I jeszcze ćwiczenie pamięci, o którym przypomniała mi kiedyś w komentarzu Ela (autorka wspomnianego już dziś blogu). Dominik ma przed sobą sylaby, ułożone tak jak poniżej. Zasłaniamy je i ja ze swojego identycznego zestawu pokazuję mu dwie (później trzy) sylaby. On musi je zapamiętać i gdy po kilku sekundach je odwrócę, odsłaniamy jego zestaw i pytam: "które sylaby pokazałam?" Później to ćwiczenie powtarzamy sekwencyjnie, czyli pokazuję sylaby po kolei (dwie, w późniejszym etapie trzy). Żeby uprzyjemnić to trudne i nudne zadanie, sylaby chowamy na końcu do pudełeczka w kształcie serca ;-)



Czytamy te sześć sylab i czytamy. Mi się już trochę nudzi, ale dzięki nieustającym zmianom Dominikowi wcale ;-) Kilka razy myślałam już, że czas iść dalej i wtedy nagle widząc "PE" Dominik woła "ME". Normalnie w takich chwilach ręce mi opadają ;-( ale potem biorę głęboki wdech, uśmiecham się łagodnie i wymyślam nową zabawę. W końcu chodzi o to żeby było miło ;-)

I  jeszcze jedno moje okrycie, blog Zabawy sylabowe.
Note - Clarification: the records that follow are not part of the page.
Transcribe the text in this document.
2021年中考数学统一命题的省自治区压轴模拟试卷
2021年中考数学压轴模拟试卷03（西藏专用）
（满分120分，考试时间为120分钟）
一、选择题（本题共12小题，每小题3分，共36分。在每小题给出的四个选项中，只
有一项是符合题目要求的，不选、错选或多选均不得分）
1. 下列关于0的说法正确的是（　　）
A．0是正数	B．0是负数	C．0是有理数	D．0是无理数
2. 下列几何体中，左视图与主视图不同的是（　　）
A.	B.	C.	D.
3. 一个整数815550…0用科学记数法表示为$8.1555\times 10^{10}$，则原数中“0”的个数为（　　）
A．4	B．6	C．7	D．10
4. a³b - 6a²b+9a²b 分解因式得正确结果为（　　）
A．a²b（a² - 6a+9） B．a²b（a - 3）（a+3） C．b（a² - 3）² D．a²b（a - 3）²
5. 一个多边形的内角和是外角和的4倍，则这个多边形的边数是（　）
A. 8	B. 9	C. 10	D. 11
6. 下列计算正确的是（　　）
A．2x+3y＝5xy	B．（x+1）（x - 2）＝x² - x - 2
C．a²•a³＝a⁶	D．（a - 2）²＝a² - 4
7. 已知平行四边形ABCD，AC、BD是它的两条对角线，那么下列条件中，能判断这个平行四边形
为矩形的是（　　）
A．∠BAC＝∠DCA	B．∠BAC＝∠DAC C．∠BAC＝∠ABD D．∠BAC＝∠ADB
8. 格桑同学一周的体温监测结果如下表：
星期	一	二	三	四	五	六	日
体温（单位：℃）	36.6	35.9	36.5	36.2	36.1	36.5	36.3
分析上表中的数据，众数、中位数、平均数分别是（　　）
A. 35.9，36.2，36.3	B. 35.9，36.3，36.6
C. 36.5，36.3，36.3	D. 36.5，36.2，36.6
W sam raz dla szukających inspiracji do pracy metodą prof. Cieszyńskiej!


poniedziałek, 8 kwietnia 2013

Mobil Gobbi

Mobile odchodzą już w naszym domu do historii, ale postanowiłam jeszcze o nich napisać, ze względu na zupełny brak informacji na ten temat. Trzecim z serii mobili do stymulacji wzroku po mobilu Munari oraz mobilu z ośmiościanami jest mobil Gobbi. Najlepszy czas na jego prezentację przypada między siódmym a dziesiątym tygodniem życia dziecka.
Składa się z pięciu kól (np.styropianowych) owiniętych nicią do haftowania (u nas muliną) w różnych odcieniach jednego koloru. Kolor można wybrać dowolny, niekoniecznie niebieski. Mobil Gobbi  jest łatwy do zrobienia, ale wymaga mnóstwo cierpliwości albo Dziadka, który podejmie się tej żmudnej pracy (ale czego nie robi się dla wnuczki, prawda Dziadziusiu A.? ;-))
Kompletny tutorial (po angielsku) jest TUTAJ, TUTAJ i TUTAJ.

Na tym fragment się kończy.